Genetic defects: Nuclear envelopathies affecting the cell nucleus

The nuclear envelope is an important structure in the eukaryotic cell. It not only partitions the nucleus from the rest of the cell, but it has also been found in recent years to be involved in mitotic processes. The nuclear envelope is composed of the two-layer nuclear membrane and nuclear pore structures – all of which require proteins. Defects in the genes encoding these proteins have been termed nuclear envelopathies.

Genetic defects involved in nuclear envelopathies

In 2005, Somech et al. wrote an extensive review of what was known about nuclear envelopathies at the time for the journal Pediatric Research. At that time, four proteins were known to be mutated in these diseases: emerin, lamin A/C, lamin B receptor and MAN1, a lamin-associated protein encoded by the LEMD3 gene. By 2009, defects in the SUN proteins had also been implicated in disrupted nuclear position, and the ZMPST24 gene, which encodes a protein that processes lamin A, had been implicated in lamin-associated disorders.

Other recent additions to the list of nuclear envelope defects are the SYNE1 gene encoding Nesprin-1 and causing cerebellar ataxia, the TOR1A gene encoding TorsinA and causing dystonia, the AAAS gene encoding Aladin and causing triple A syndrome, and defects in the nuclear pore complex. Work in mice has also indicated that mitotic arrest deficient (MAD) proteins, which are associated with the nuclear pore, may cause defects in mitosis, allowing tumor cell growth.

Types of nuclear envelopathies


The most well known nuclear envelopathies are laminopathies – defects in the lamin A/C isoforms, which are encoded by the LMNA gene. The lamins form the lamina, a complex of intermediate filaments under the inner nuclear membrane that connect nuclear pore complexes. Some researchers, such as Broers et al. in 2006, differentiate laminopathies from nuclear envelopathies, defining the envelopathies as defects in the inner nuclear membrane and nuclear pore complex only. However, as the lamina is involved in the function and integrity of the cell nucleus, defects in the lamin proteins affect the nuclear envelope.

Laminopathies result in numerous types of disorders – at least a dozen have been named and recognized, including premature aging, muscular dystrophy, lipodystrophy and cardiovascular disorders. Defects in the lamin B receptors (encoded by the LMNB gene) cause chromatin disorders in blood granulocytes, termed the Pelger-Huet anomaly. This anomaly was first reported in 1928 by Pelger, and its dominant inherited nature was discovered a few years later by a pediatrician named Huet.
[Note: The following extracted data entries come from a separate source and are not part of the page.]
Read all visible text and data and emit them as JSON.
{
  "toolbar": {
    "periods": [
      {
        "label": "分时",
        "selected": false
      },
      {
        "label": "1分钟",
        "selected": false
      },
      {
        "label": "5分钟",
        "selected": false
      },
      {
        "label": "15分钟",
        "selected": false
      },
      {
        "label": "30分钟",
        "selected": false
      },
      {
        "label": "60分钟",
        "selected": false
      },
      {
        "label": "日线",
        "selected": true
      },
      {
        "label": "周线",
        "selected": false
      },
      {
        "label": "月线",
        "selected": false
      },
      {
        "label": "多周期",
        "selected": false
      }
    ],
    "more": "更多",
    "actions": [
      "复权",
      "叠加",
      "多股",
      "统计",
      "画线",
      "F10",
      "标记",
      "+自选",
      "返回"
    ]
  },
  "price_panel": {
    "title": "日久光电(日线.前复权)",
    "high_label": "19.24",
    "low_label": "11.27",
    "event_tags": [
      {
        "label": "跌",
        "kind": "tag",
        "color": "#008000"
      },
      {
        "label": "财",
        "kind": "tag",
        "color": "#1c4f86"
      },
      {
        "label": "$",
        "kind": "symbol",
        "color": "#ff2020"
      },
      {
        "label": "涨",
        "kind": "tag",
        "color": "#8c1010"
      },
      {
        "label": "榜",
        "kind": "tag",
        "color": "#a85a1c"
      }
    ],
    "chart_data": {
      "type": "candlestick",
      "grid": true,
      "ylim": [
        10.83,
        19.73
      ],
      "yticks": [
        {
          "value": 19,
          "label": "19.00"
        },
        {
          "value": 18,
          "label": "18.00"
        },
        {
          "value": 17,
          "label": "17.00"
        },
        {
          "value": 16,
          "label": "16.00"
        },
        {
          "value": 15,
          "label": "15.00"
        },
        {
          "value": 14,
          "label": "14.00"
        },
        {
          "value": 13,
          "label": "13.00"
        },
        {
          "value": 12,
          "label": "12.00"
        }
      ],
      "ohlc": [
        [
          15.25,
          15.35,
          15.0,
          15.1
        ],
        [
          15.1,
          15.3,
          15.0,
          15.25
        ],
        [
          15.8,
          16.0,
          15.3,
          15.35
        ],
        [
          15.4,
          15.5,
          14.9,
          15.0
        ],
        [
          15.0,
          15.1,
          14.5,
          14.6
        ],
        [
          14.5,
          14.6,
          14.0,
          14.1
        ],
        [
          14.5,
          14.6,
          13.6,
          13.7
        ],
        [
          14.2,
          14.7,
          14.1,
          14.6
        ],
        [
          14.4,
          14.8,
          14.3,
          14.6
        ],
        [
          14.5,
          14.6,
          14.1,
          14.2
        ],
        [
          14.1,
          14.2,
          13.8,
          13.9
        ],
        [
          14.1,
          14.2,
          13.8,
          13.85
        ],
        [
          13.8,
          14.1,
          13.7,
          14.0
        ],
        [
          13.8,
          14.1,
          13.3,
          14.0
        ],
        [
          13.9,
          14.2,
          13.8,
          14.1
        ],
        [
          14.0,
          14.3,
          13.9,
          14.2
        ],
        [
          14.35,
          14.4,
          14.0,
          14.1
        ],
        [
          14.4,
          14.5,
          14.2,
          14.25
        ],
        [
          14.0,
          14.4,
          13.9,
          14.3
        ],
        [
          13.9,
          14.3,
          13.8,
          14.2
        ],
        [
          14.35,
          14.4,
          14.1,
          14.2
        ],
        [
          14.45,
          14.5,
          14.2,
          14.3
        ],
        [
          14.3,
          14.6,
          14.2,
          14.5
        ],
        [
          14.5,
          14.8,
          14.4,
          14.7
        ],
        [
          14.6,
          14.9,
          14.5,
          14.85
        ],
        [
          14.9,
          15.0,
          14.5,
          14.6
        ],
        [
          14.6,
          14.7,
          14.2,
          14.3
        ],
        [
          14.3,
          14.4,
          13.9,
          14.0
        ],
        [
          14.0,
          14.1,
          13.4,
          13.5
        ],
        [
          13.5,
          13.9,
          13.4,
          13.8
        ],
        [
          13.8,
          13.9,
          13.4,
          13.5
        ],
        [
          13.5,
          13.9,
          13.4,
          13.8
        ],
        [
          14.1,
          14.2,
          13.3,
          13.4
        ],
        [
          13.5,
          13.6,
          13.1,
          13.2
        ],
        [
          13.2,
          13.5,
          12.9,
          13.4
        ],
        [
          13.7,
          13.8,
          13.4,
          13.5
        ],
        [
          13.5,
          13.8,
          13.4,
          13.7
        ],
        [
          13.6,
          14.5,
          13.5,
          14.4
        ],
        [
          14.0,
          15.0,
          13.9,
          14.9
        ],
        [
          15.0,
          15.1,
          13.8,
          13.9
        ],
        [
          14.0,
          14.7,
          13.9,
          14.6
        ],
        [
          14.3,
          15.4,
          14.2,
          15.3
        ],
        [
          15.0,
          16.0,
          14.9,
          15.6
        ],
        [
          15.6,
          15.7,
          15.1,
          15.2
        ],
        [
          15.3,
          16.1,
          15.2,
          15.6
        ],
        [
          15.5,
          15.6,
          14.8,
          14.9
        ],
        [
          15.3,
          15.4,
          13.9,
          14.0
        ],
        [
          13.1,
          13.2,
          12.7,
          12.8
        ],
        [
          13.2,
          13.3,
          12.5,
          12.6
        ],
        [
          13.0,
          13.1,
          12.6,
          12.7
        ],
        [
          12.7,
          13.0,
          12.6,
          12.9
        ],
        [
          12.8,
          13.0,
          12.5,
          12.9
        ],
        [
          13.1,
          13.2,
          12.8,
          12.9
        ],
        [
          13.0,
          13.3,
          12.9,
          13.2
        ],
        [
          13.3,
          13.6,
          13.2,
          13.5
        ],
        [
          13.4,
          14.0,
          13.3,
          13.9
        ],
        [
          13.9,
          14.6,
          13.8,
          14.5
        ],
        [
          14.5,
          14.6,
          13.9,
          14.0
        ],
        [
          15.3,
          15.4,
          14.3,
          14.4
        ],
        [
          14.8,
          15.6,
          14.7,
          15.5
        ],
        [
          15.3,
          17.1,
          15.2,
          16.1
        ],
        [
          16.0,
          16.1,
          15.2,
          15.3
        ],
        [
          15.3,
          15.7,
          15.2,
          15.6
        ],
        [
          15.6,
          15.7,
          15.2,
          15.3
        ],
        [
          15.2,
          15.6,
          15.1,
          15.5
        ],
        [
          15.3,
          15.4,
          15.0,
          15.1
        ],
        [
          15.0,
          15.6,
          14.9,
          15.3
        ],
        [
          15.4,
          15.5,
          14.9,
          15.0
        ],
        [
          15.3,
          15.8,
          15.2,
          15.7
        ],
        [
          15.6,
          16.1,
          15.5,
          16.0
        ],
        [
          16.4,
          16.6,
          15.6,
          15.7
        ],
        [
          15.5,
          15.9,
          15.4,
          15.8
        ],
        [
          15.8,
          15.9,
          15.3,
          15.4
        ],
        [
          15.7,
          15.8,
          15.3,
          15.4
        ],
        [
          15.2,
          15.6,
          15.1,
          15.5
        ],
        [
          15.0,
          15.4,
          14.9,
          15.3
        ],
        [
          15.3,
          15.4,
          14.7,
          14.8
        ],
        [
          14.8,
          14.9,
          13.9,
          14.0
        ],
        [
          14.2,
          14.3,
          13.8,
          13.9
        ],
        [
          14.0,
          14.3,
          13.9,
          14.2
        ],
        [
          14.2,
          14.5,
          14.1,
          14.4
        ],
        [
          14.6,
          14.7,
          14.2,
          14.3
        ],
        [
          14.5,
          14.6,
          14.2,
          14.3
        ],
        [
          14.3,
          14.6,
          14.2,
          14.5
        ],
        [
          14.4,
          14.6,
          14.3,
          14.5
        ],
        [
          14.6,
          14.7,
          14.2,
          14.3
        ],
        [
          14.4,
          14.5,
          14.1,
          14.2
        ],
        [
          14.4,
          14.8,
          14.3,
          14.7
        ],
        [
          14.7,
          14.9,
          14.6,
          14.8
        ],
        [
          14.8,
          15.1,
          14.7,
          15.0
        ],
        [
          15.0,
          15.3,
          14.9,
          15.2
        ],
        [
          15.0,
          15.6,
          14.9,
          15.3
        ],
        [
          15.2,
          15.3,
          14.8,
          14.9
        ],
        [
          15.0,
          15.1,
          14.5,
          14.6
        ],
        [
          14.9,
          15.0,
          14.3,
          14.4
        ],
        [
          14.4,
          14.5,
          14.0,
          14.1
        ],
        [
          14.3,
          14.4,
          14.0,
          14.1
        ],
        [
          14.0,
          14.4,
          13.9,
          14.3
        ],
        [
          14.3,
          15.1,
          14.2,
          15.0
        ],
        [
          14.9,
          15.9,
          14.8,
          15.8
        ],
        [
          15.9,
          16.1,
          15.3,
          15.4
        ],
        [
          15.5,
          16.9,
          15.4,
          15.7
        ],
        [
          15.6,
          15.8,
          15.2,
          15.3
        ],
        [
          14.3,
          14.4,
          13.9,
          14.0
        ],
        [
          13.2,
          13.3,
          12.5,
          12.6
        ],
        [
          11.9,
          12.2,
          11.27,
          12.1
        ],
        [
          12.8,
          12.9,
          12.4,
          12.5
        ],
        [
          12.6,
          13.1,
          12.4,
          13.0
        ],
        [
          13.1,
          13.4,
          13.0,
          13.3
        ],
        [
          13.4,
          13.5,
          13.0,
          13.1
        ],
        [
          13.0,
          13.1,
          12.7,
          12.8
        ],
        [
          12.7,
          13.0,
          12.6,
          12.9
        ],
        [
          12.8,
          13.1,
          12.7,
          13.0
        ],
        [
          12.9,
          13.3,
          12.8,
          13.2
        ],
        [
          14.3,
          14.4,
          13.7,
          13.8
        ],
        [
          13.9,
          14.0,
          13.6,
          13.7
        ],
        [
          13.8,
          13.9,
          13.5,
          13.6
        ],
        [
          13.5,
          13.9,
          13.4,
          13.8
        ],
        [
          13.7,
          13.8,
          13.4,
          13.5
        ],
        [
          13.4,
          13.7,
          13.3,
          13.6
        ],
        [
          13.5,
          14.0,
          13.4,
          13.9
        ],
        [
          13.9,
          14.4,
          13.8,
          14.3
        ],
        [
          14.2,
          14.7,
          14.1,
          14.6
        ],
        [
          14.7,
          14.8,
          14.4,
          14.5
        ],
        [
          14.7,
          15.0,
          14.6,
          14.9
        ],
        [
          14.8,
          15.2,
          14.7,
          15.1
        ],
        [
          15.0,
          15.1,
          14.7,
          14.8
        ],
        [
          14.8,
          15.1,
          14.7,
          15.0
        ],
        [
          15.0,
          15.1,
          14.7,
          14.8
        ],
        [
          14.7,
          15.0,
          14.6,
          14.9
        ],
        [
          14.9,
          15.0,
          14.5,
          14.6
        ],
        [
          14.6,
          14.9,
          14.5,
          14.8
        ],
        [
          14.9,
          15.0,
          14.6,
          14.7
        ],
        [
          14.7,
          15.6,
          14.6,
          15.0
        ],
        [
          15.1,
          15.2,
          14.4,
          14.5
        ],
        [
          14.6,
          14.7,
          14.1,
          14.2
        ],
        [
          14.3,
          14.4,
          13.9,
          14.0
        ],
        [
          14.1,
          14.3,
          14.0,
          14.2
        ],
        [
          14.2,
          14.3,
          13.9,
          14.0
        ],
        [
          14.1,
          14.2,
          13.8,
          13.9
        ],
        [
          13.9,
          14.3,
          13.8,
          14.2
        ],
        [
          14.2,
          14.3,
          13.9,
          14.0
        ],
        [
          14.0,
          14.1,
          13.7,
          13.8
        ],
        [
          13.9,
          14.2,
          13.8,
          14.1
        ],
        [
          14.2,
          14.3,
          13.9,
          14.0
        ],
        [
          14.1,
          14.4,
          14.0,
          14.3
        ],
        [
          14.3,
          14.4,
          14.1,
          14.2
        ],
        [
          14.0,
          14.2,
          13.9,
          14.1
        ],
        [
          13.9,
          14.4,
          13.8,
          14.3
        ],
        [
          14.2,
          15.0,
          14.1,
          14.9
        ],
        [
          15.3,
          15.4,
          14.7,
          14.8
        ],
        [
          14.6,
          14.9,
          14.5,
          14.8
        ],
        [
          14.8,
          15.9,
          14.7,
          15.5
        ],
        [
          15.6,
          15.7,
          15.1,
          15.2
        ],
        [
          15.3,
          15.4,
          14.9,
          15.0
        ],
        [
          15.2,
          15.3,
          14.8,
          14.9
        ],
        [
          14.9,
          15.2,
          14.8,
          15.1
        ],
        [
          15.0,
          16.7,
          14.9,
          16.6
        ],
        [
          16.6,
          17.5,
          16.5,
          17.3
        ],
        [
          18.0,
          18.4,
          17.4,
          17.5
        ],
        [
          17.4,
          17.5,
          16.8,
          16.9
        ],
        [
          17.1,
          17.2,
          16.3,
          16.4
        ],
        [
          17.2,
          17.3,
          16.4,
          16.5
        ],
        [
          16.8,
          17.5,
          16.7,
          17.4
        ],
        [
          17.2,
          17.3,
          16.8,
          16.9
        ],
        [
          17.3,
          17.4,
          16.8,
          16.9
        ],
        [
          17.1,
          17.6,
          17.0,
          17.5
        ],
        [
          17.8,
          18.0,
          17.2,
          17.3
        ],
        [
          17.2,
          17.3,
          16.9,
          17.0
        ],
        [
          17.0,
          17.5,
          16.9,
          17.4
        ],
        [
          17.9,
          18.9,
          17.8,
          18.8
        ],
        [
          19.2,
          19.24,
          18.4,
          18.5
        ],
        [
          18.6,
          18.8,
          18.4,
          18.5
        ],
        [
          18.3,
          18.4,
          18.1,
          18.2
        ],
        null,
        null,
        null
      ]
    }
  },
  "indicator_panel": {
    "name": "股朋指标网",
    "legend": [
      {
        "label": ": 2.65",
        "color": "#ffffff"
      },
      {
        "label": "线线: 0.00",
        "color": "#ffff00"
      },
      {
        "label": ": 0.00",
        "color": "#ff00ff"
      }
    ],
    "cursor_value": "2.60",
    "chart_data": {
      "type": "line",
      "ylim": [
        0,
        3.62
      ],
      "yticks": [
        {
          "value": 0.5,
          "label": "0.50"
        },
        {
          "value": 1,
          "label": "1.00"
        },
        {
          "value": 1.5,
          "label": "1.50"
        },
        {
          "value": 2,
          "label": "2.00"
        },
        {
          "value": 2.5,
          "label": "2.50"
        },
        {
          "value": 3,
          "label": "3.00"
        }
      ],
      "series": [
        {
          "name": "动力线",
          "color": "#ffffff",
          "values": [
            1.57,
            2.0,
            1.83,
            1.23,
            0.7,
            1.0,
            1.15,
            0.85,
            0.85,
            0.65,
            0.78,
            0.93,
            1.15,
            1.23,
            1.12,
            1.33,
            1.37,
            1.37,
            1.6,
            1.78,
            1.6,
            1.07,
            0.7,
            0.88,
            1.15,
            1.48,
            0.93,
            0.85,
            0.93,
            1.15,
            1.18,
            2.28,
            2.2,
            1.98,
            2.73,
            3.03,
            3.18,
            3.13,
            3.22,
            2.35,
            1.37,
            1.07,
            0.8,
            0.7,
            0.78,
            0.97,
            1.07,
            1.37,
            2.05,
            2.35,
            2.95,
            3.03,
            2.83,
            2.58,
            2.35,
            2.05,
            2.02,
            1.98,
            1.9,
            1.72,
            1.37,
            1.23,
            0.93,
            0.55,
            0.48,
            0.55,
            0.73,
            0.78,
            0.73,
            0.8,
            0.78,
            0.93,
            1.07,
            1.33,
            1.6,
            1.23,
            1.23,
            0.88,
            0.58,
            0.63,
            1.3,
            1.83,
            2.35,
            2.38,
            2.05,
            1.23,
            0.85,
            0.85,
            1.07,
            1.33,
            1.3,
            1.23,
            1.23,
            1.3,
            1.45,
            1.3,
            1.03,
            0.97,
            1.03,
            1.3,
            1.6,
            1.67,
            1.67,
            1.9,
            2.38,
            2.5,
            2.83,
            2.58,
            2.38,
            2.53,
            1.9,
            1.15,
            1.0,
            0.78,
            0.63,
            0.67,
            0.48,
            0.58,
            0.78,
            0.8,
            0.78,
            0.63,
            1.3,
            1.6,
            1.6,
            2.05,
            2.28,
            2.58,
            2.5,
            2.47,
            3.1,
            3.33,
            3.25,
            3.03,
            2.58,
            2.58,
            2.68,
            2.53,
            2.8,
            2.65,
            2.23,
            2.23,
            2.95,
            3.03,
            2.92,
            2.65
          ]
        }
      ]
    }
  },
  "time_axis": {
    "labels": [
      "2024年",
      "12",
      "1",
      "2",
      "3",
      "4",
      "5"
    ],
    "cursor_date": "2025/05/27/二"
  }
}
Emerin is encoded by the EMD gene. Defects in this gene are often termed emerinopathies. Defects in EMD and LMNA cause similar muscular dystrophic disorders. Emery-Dreifuss muscular dystrophy is an emerinopathy caused by X-linked recessive mutations in EMD.


The nuclear pore defects, called nucleoporinopathies, are related to Nup155, Nup62 and RanBP2, causing atrial fibrillation, infantile striatal necrosis and acute necrotizing encephalopathy, respectively. Triple A syndrome is a rare autosomal recessive nucleoporinopathy caused by mutations in AAAS that lead to adrenal failure.

Diagnosis and treatment

Nuclear envelopathies are congenital defects and as such require consultation with a genetic counselor for treatment options. Some of the mutations are inherited, yet others are de novo mutations (occurring spontaneously prior to or during embryological development). Genetic testing can pinpoint the exact cause of suspected nuclear envelopathy in many cases, which could then indicate treatment, but research is ongoing as to the best diagnosis and treatment options for each mutation and disorder.